French retailer Carrefour has posted its fifth consecutive year of like-for-like sales growth as revenues rose in its key European and Brazilian markets, offsetting the continuing struggles at its lossmaking Asian business.
The world’s second-largest retailer by revenues said on Thursday that like-for-like sales excluding petrol rose 2.9 per cent to €23.4bn in the fourth quarter of 2016, slightly above analyst expectations of €23.24bn. This helped nudge full-year sales up 3 per cent to €85.7bn.
“Overall in the fourth quarter and the full year Carrefour posted good sales growth,” Pierre-Jean Sivignon, chief financial officer, said on a call with analysts. “There’s strong sales momentum in Europe, another excellent performance in Latin America, and in Asia, a sequential improvement in China.”
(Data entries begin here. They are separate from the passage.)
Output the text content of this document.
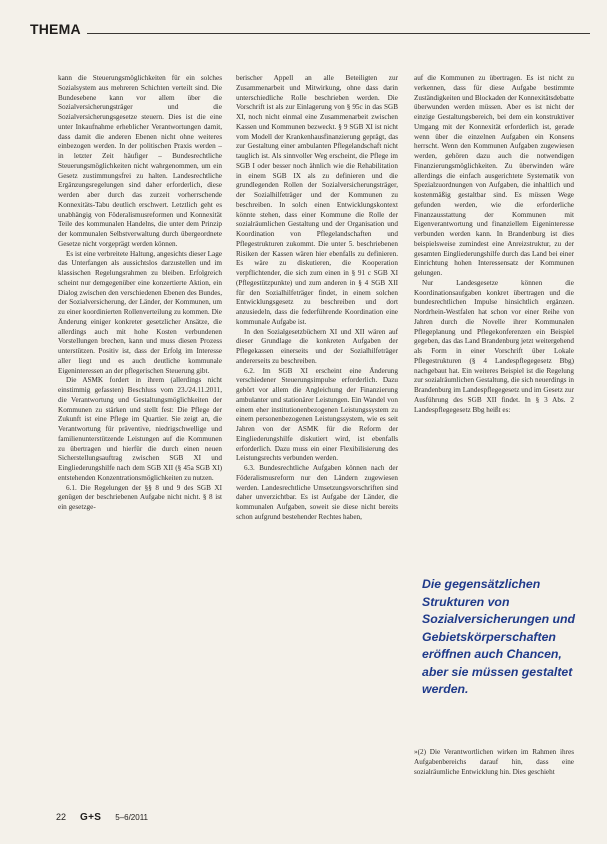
THEMA

kann die Steuerungsmöglichkeiten für ein solches Sozialsystem aus mehreren Schichten verteilt sind. Die Bundesebene kann vor allem über die Sozialversicherungsträger und die Sozialversicherungsgesetze steuern. Dies ist die eine unter Inkaufnahme erheblicher Verantwortungen damit, dass damit die anderen Ebenen nicht ohne weiteres einbezogen werden. In der politischen Praxis werden – in letzter Zeit häufiger – Bundesrechtliche Steuerungsmöglichkeiten nicht wahrgenommen, um ein Gesetz zustimmungsfrei zu halten. Landesrechtliche Ergänzungsregelungen sind daher erforderlich, diese werden aber durch das zurzeit vorherrschende Konnexitäts-Tabu deutlich erschwert. Letztlich geht es unabhängig von Föderalismusreformen und Konnexität Teile des kommunalen Handelns, die unter dem Prinzip der kommunalen Selbstverwaltung durch übergeordnete Gesetze nicht vorgeprägt werden können.

Es ist eine verbreitete Haltung, angesichts dieser Lage das Unterfangen als aussichtslos darzustellen und im klassischen Regelungsrahmen zu bleiben. Erfolgreich scheint nur demgegenüber eine konzertierte Aktion, ein Dialog zwischen den verschiedenen Ebenen des Bundes, der Sozialversicherung, der Länder, der Kommunen, um zu einer koordinierten Rollenverteilung zu kommen. Die Änderung einiger konkreter gesetzlicher Ansätze, die allerdings auch mit hohe Kosten verbundenen Vorstellungen brechen, kann und muss diesen Prozess unterstützen. Positiv ist, dass der Erfolg im Interesse aller liegt und es auch deutliche kommunale Eigeninteressen an der pflegerischen Steuerung gibt.

Die ASMK fordert in ihrem (allerdings nicht einstimmig gefassten) Beschluss vom 23./24.11.2011, die Verantwortung und Gestaltungsmöglichkeiten der Kommunen zu stärken und stellt fest: Die Pflege der Zukunft ist eine Pflege im Quartier. Sie zeigt an, die Verantwortung für präventive, niedrigschwellige und familienunterstützende Leistungen auf die Kommunen zu übertragen und hierfür die durch einen neuen Sicherstellungsauftrag zwischen SGB XI und Eingliederungshilfe nach dem SGB XII (§ 45a SGB XI) entstehenden Konzentrationsmöglichkeiten zu nutzen.

6.1. Die Regelungen der §§ 8 und 9 des SGB XI genügen der beschriebenen Aufgabe nicht nicht. § 8 ist ein gesetzge-

berischer Appell an alle Beteiligten zur Zusammenarbeit und Mitwirkung, ohne dass darin unterschiedliche Rolle beschrieben werden. Die Vorschrift ist als zur Einlagerung von § 95c in das SGB XI, noch nicht einmal eine Zusammenarbeit zwischen Kassen und Kommunen bezweckt. § 9 SGB XI ist nicht vom Modell der Krankenhausfinanzierung geprägt, das zur Gestaltung einer ambulanten Pflegelandschaft nicht tauglich ist. Als sinnvoller Weg erscheint, die Pflege im SGB I oder besser noch ähnlich wie die Rehabilitation in einem SGB IX als zu definieren und die grundlegenden Rollen der Sozialversicherungsträger, der Sozialhilfeträger und der Kommunen zu beschreiben. In solch einen Entwicklungskontext könnte stehen, dass einer Kommune die Rolle der sozialräumlichen Gestaltung und der Organisation und Koordination von Pflegelandschaften und Pflegestrukturen zukommt. Die unter 5. beschriebenen Risiken der Kassen wären hier ebenfalls zu definieren. Es wäre zu diskutieren, die Kooperation verpflichtender, die sich zum einen in § 91 c SGB XI (Pflegestützpunkte) und zum anderen in § 4 SGB XII für den Sozialhilfeträger findet, in einem solchen Entwicklungsgesetz zu beschreiben und dort anzusiedeln, dass die federführende Koordination eine kommunale Aufgabe ist.

In den Sozialgesetzbüchern XI und XII wären auf dieser Grundlage die konkreten Aufgaben der Pflegekassen einerseits und der Sozialhilfeträger andererseits zu beschreiben.

6.2. Im SGB XI erscheint eine Änderung verschiedener Steuerungsimpulse erforderlich. Dazu gehört vor allem die Angleichung der Finanzierung ambulanter und stationärer Leistungen. Ein Wandel von einem eher institutionenbezogenen Leistungssystem zu einem personenbezogenen Leistungssystem, wie es seit Jahren von der ASMK für die Reform der Eingliederungshilfe diskutiert wird, ist ebenfalls erforderlich. Dazu muss ein einer Flexibilisierung des Leistungsrechts verbunden werden.

6.3. Bundesrechtliche Aufgaben können nach der Föderalismusreform nur den Ländern zugewiesen werden. Landesrechtliche Umsetzungsvorschriften sind daher unverzichtbar. Es ist Aufgabe der Länder, die kommunalen Aufgaben, soweit sie diese nicht bereits schon aufgrund bestehender Rechtes haben,

auf die Kommunen zu übertragen. Es ist nicht zu verkennen, dass für diese Aufgabe bestimmte Zuständigkeiten und Blockaden der Konnexitätsdebatte überwunden werden müssen. Aber es ist nicht der einzige Gestaltungsbereich, bei dem ein konstruktiver Umgang mit der Konnexität erforderlich ist, gerade wenn über die einzelnen Aufgaben ein Konsens herrscht. Wenn den Kommunen Aufgaben zugewiesen werden, gehören dazu auch die notwendigen Finanzierungsmöglichkeiten. Zu überwinden wäre allerdings die einfach ausgerichtete Systematik von Spezialzuordnungen von Aufgaben, die inhaltlich und kostenmäßig gestaltbar sind. Es müssen Wege gefunden werden, wie die erforderliche Finanzausstattung der Kommunen mit Eigenverantwortung und finanziellem Eigeninteresse verbunden werden kann. In Brandenburg ist dies beispielsweise zumindest eine Anreizstruktur, zu der gesamten Eingliederungshilfe durch das Land bei einer Einrichtung hohen Interessensatz der Kommunen gelungen.

Nur Landesgesetze können die Koordinationsaufgaben konkret übertragen und die bundesrechtlichen Impulse hinsichtlich ergänzen. Nordrhein-Westfalen hat schon vor einer Reihe von Jahren durch die Novelle ihrer Kommunalen Pflegeplanung und Pflegekonferenzen ein Beispiel gegeben, das das Land Brandenburg jetzt weitergehend als Form in einer Vorschrift über Lokale Pflegestrukturen (§ 4 Landespflegegesetz Bbg) nachgebaut hat. Ein weiteres Beispiel ist die Regelung zur sozialräumlichen Gestaltung, die sich neuerdings in Brandenburg im Landespflegegesetz und im Gesetz zur Ausführung des SGB XII findet. In § 3 Abs. 2 Landespflegegesetz Bbg heißt es:

Die gegensätzlichen Strukturen von Sozialversicherungen und Gebietskörperschaften eröffnen auch Chancen, aber sie müssen gestaltet werden.

»(2) Die Verantwortlichen wirken im Rahmen ihres Aufgabenbereichs darauf hin, dass eine sozialräumliche Entwicklung hin. Dies geschieht

22 G+S 5–6/2011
Under Georges Plassat, who joined the group as chief executive in 2012, Carrefour has undergone a “back to basics” turnround plan. It has involved pulling out of several emerging markets, giving more power to regional store managers and in 2014 introducing a global multi-store programme so that every country it operates in has hypermarkets, supermarkets, convenience stores and wholesalers. As part of this strategy, it opened more convenience stores in Brazil, Spain, Poland and China in 2016.
Carrefour said on Thursday that its multi-format model was gaining momentum. For example, in its domestic market of France, shoppers using several Carrefour formats now represent two-thirds of sales and half of the total client base.
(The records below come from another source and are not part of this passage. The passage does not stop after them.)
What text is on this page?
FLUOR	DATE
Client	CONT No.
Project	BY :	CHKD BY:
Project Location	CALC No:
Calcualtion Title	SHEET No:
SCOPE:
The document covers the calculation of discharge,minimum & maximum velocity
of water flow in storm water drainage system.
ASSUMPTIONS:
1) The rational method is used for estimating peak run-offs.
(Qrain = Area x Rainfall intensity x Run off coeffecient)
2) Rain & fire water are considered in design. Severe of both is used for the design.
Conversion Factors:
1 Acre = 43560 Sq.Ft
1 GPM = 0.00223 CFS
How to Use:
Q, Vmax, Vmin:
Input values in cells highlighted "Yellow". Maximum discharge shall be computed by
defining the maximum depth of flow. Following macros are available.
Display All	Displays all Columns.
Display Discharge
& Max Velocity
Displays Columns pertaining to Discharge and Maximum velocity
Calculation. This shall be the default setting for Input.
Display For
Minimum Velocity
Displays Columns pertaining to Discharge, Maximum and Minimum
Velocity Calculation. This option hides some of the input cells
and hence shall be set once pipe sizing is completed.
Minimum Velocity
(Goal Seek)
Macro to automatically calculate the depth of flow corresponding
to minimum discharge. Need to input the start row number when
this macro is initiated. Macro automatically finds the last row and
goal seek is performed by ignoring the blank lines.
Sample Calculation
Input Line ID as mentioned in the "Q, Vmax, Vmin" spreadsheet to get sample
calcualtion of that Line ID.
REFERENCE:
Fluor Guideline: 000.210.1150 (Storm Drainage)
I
Despite this, the French market continued to be challenging and its hypermarkets division — which is grappling with increased competition from online rivals and aggressive price discounting — was down 1.5 per cent last year. Overall in France like-for-like sales were 0.7 per cent higher in the quarter and 0.3 per cent for the full year.
In Brazil, Carrefour’s second-largest market, like-for-like sales increased 9 per cent during the fourth quarter and 11 per cent for the full year. Its China division continued to suffer; like-for-like revenues were down 5.4 per cent in the fourth quarter and 7.8 per cent lower for the full year.
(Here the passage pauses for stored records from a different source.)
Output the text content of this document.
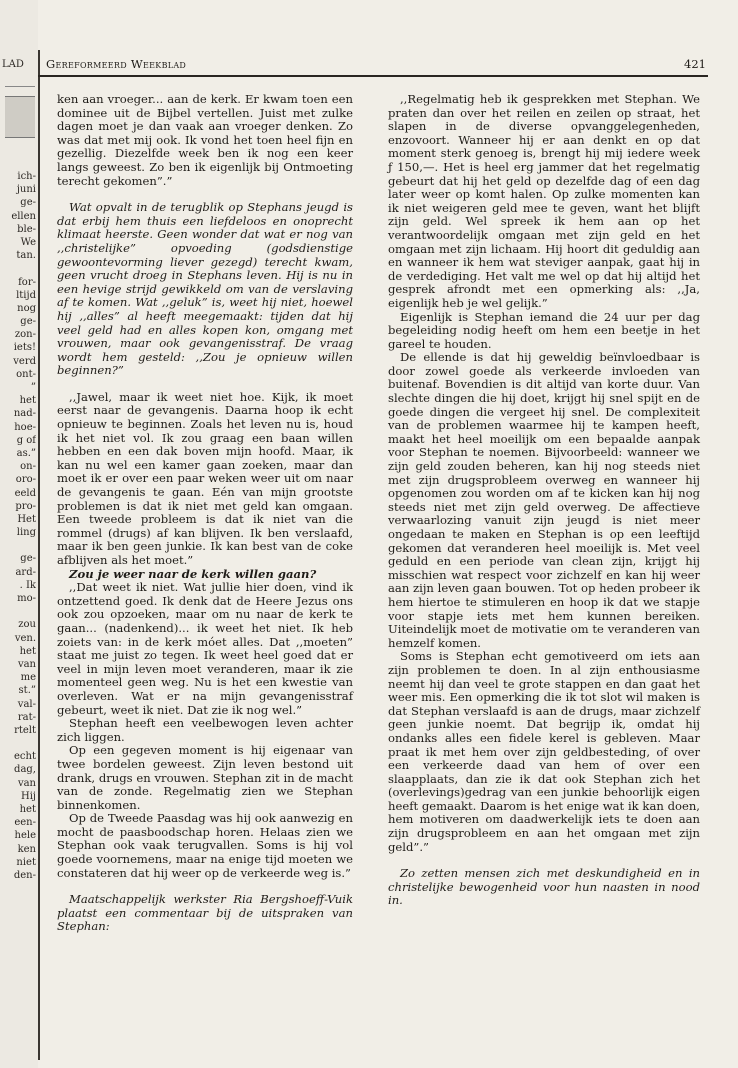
LAD
ich-
juni
ge-
ellen
ble-
We
tan.
for-
ltijd
nog
ge-
zon-
iets!
verd
ont-
”
het
nad-
hoe-
g of
as.”
on-
oro-
eeld
pro-
Het
ling
ge-
ard-
. Ik
mo-
zou
ven.
het
van
me
st.”
val-
rat-
rtelt
echt
dag,
van
Hij
het
een-
hele
ken
niet
den-
Gereformeerd Weekblad	421

ken aan vroeger... aan de kerk. Er kwam toen een dominee uit de Bijbel vertellen. Juist met zulke dagen moet je dan vaak aan vroeger denken. Zo was dat met mij ook. Ik vond het toen heel fijn en gezellig. Diezelfde week ben ik nog een keer langs geweest. Zo ben ik eigenlijk bij Ontmoeting terecht gekomen”.”

Wat opvalt in de terugblik op Stephans jeugd is dat erbij hem thuis een liefdeloos en onoprecht klimaat heerste. Geen wonder dat wat er nog van ,,christelijke” opvoeding (godsdienstige gewoontevorming liever gezegd) terecht kwam, geen vrucht droeg in Stephans leven. Hij is nu in een hevige strijd gewikkeld om van de verslaving af te komen. Wat ,,geluk” is, weet hij niet, hoewel hij ,,alles” al heeft meegemaakt: tijden dat hij veel geld had en alles kopen kon, omgang met vrouwen, maar ook gevangenisstraf. De vraag wordt hem gesteld: ,,Zou je opnieuw willen beginnen?”

,,Jawel, maar ik weet niet hoe. Kijk, ik moet eerst naar de gevangenis. Daarna hoop ik echt opnieuw te beginnen. Zoals het leven nu is, houd ik het niet vol. Ik zou graag een baan willen hebben en een dak boven mijn hoofd. Maar, ik kan nu wel een kamer gaan zoeken, maar dan moet ik er over een paar weken weer uit om naar de gevangenis te gaan. Eén van mijn grootste problemen is dat ik niet met geld kan omgaan. Een tweede probleem is dat ik niet van die rommel (drugs) af kan blijven. Ik ben verslaafd, maar ik ben geen junkie. Ik kan best van de coke afblijven als het moet.”

Zou je weer naar de kerk willen gaan?

,,Dat weet ik niet. Wat jullie hier doen, vind ik ontzettend goed. Ik denk dat de Heere Jezus ons ook zou opzoeken, maar om nu naar de kerk te gaan... (nadenkend)... ik weet het niet. Ik heb zoiets van: in de kerk móet alles. Dat ,,moeten” staat me juist zo tegen. Ik weet heel goed dat er veel in mijn leven moet veranderen, maar ik zie momenteel geen weg. Nu is het een kwestie van overleven. Wat er na mijn gevangenisstraf gebeurt, weet ik niet. Dat zie ik nog wel.”

Stephan heeft een veelbewogen leven achter zich liggen.

Op een gegeven moment is hij eigenaar van twee bordelen geweest. Zijn leven bestond uit drank, drugs en vrouwen. Stephan zit in de macht van de zonde. Regelmatig zien we Stephan binnenkomen.

Op de Tweede Paasdag was hij ook aanwezig en mocht de paasboodschap horen. Helaas zien we Stephan ook vaak terugvallen. Soms is hij vol goede voornemens, maar na enige tijd moeten we constateren dat hij weer op de verkeerde weg is.”

Maatschappelijk werkster Ria Bergshoeff-Vuik plaatst een commentaar bij de uitspraken van Stephan:

,,Regelmatig heb ik gesprekken met Stephan. We praten dan over het reilen en zeilen op straat, het slapen in de diverse opvanggelegenheden, enzovoort. Wanneer hij er aan denkt en op dat moment sterk genoeg is, brengt hij mij iedere week ƒ 150,—. Het is heel erg jammer dat het regelmatig gebeurt dat hij het geld op dezelfde dag of een dag later weer op komt halen. Op zulke momenten kan ik niet weigeren geld mee te geven, want het blijft zijn geld. Wel spreek ik hem aan op het verantwoordelijk omgaan met zijn geld en het omgaan met zijn lichaam. Hij hoort dit geduldig aan en wanneer ik hem wat steviger aanpak, gaat hij in de verdediging. Het valt me wel op dat hij altijd het gesprek afrondt met een opmerking als: ,,Ja, eigenlijk heb je wel gelijk.”

Eigenlijk is Stephan iemand die 24 uur per dag begeleiding nodig heeft om hem een beetje in het gareel te houden.

De ellende is dat hij geweldig beïnvloedbaar is door zowel goede als verkeerde invloeden van buitenaf. Bovendien is dit altijd van korte duur. Van slechte dingen die hij doet, krijgt hij snel spijt en de goede dingen die vergeet hij snel. De complexiteit van de problemen waarmee hij te kampen heeft, maakt het heel moeilijk om een bepaalde aanpak voor Stephan te noemen. Bijvoorbeeld: wanneer we zijn geld zouden beheren, kan hij nog steeds niet met zijn drugsprobleem overweg en wanneer hij opgenomen zou worden om af te kicken kan hij nog steeds niet met zijn geld overweg. De affectieve verwaarlozing vanuit zijn jeugd is niet meer ongedaan te maken en Stephan is op een leeftijd gekomen dat veranderen heel moeilijk is. Met veel geduld en een periode van clean zijn, krijgt hij misschien wat respect voor zichzelf en kan hij weer aan zijn leven gaan bouwen. Tot op heden probeer ik hem hiertoe te stimuleren en hoop ik dat we stapje voor stapje iets met hem kunnen bereiken. Uiteindelijk moet de motivatie om te veranderen van hemzelf komen.

Soms is Stephan echt gemotiveerd om iets aan zijn problemen te doen. In al zijn enthousiasme neemt hij dan veel te grote stappen en dan gaat het weer mis. Een opmerking die ik tot slot wil maken is dat Stephan verslaafd is aan de drugs, maar zichzelf geen junkie noemt. Dat begrijp ik, omdat hij ondanks alles een fidele kerel is gebleven. Maar praat ik met hem over zijn geldbesteding, of over een verkeerde daad van hem of over een slaapplaats, dan zie ik dat ook Stephan zich het (overlevings)gedrag van een junkie behoorlijk eigen heeft gemaakt. Daarom is het enige wat ik kan doen, hem motiveren om daadwerkelijk iets te doen aan zijn drugsprobleem en aan het omgaan met zijn geld”.”

Zo zetten mensen zich met deskundigheid en in christelijke bewogenheid voor hun naasten in nood in.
Analysts have questioned whether it makes sense for Carrefour to retain a presence in China, where it has been affected by a slowdown in economic growth and intense competition from local rivals and e-commerce. Mr Sivignon said Carrefour was committed to China: “We have to be patient. We’ll absolutely stay the course in that particular country.”
Carrefour has been trying to improve its online offering and this month completed the acquisition of Rue de Commerce, a non-food e-commerce business. Mr Sivignon said that the retailer would press ahead with plans to float its Brazilian division and Carmila shopping centres unit later this year, but declined to give more details.
Carrefour’s share price dipped 2.2 per cent to €22.6 in early trading in Paris.